Looming changes to the Social Security system meant to shore up its pending insolvency have created a renewed sense of urgency for maximizing Social Security benefits for high net worth clients. Because these clients are often financially secure enough to delay their Social Security benefits past the normal retirement age, when they can reap a higher benefit level, they have become the likely target of the impending Social Security reform. There is a strong possibility that the powerful file and suspend strategy for maximizing Social Security benefits will not survive the transition, so it is time to engage your retirement-aged clients in a Social Security planning discussion before it is too late.
The “file and suspend” strategy
Because it is in the government’s interest to encourage workers to delay collecting Social Security benefits, your clients who wait past the normal retirement age to begin collecting are rewarded with an increase in benefits for each year benefits are delayed. This results in a higher benefit being paid to the client, but in some cases, the government comes out ahead when the client does not live long enough to begin collecting benefits.
In some instances, if your client has reached full retirement age but wishes to delay collecting benefits in order to reap the higher benefit level in later years, the client can take advantage of a strategy known as “file and suspend.” This strategy allows a spouse to begin collecting spousal benefits without jeopardizing the amount of the working spouse’s retirement benefit. The working spouse simply files for benefits and then makes a subsequent filing to suspend these benefits.
During the time that the benefits are suspended, the working client earns delayed retirement credits, which increase the eventual benefit level by 8 percent for each year in which benefits are suspended. The taxpayer must begin to collect benefits by age seventy, by which point the benefit level can be increased substantially.

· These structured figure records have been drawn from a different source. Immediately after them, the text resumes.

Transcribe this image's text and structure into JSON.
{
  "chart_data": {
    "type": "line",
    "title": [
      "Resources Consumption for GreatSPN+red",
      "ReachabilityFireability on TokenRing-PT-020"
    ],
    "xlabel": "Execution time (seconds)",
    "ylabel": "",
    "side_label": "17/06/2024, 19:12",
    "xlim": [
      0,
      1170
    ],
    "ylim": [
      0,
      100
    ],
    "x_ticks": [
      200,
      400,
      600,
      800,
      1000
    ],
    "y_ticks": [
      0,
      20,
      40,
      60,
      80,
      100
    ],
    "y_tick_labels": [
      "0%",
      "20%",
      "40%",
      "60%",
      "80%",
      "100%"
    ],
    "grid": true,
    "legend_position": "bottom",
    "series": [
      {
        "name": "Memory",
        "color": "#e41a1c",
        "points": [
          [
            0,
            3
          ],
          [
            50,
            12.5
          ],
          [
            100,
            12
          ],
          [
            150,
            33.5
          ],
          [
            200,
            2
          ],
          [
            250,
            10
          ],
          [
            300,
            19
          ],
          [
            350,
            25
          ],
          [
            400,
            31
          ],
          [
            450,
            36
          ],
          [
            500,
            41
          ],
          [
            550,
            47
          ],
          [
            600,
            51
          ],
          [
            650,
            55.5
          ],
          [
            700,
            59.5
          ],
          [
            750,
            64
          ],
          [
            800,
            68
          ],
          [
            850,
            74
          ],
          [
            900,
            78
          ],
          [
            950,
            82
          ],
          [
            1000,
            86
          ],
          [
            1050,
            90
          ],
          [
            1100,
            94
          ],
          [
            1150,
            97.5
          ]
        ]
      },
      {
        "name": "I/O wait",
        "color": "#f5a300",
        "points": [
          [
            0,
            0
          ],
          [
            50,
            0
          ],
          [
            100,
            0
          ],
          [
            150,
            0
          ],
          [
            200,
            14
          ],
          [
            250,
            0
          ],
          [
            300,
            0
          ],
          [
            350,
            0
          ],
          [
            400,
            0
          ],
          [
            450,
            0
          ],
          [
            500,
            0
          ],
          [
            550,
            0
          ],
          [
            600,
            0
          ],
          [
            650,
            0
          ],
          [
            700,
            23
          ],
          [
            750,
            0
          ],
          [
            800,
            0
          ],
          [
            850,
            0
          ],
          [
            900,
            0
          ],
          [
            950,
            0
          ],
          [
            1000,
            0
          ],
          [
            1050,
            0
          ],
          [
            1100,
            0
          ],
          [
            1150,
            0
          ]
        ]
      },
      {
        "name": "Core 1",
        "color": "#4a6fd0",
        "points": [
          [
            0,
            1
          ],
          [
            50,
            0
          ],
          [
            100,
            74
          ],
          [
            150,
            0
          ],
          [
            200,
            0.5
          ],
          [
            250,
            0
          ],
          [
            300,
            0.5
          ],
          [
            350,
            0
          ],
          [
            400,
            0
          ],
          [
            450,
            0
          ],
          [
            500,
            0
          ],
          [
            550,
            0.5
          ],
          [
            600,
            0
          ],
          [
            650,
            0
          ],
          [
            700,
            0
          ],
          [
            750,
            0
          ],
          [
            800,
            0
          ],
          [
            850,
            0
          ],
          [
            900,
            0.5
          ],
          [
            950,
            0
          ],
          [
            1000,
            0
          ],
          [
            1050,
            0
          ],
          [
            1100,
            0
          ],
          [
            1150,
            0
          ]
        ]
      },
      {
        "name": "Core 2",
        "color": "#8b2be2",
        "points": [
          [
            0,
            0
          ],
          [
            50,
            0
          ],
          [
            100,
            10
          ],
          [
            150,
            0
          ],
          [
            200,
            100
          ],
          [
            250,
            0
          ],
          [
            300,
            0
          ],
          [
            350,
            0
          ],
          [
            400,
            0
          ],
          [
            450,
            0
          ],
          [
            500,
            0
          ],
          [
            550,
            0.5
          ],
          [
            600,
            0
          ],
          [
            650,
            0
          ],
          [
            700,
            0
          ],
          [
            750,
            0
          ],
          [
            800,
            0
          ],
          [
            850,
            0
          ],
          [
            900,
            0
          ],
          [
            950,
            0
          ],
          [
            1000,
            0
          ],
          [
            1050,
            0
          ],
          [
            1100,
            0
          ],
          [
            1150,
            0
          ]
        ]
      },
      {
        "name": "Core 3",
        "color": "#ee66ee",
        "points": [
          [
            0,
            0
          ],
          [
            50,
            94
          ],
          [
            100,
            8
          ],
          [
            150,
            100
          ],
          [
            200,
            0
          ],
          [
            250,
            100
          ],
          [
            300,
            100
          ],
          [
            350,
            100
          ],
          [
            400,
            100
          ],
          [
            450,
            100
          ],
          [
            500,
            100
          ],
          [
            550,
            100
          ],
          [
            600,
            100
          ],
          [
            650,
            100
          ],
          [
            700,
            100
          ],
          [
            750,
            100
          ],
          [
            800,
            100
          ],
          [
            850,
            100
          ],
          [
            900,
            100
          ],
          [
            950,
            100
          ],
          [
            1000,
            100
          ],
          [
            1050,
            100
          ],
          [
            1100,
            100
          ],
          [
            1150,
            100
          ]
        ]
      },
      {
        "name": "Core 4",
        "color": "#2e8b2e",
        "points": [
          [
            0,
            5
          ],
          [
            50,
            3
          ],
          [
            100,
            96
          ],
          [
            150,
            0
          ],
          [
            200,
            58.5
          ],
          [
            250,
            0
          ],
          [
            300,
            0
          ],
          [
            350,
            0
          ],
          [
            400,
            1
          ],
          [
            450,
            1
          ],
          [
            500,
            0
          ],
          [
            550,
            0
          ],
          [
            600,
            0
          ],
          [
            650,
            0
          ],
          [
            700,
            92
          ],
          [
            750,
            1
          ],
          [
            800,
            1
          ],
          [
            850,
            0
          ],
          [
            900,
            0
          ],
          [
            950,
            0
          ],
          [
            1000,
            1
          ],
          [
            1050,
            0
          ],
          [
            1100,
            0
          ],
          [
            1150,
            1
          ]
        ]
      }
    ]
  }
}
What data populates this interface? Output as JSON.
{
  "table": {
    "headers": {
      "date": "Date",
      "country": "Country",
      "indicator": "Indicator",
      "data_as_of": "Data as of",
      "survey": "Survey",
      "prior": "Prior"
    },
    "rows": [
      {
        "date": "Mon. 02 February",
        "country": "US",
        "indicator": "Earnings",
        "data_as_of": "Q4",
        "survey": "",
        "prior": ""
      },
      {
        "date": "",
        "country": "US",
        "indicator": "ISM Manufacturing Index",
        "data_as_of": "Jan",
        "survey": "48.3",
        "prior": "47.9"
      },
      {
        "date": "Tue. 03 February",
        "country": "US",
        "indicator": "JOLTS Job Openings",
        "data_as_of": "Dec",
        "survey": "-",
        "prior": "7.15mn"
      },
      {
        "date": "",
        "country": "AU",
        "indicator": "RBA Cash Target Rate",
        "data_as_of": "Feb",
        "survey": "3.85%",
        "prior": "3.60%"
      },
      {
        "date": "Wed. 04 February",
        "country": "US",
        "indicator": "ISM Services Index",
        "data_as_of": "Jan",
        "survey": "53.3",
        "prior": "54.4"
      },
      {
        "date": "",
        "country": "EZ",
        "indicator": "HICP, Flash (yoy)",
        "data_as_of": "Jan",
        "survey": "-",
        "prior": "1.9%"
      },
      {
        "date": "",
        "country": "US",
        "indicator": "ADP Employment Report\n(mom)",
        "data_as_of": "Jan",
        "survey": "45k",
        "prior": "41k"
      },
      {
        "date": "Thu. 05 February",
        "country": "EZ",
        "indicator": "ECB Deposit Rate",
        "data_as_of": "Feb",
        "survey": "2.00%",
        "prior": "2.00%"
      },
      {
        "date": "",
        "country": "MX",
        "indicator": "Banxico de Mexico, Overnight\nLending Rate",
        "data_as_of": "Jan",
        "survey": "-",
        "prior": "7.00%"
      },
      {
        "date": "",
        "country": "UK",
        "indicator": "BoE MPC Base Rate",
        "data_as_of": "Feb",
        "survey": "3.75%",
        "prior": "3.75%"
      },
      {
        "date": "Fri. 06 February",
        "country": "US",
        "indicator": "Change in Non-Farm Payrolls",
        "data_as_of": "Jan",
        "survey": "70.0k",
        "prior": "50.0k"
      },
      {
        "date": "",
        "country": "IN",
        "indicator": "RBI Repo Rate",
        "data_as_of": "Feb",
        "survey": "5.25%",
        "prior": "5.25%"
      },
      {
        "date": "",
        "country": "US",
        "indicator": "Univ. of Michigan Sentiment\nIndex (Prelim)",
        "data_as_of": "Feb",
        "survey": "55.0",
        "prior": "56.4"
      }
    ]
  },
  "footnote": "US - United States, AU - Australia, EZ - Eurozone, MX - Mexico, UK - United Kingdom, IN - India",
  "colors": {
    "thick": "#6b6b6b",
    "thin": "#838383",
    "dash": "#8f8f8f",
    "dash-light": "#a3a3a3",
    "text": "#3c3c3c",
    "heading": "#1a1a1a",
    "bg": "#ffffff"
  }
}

A working spouse may collect spousal benefits but can similarly suspend any work-related benefit, so that it too can continue to grow until the working spouse reaches age seventy. At that point, both spouses would be entitled to a larger benefit and would still have collected some Social Security income in the intervening years.
The file and suspend strategy removes some of the upside potential that the government can realize through encouraging workers to delay collecting benefits—namely, the possibility that those benefits will never be collected, thus increasing the Social Security fund level. As a result, proposals for reforming Social Security have focused on eliminating the file and suspend strategy.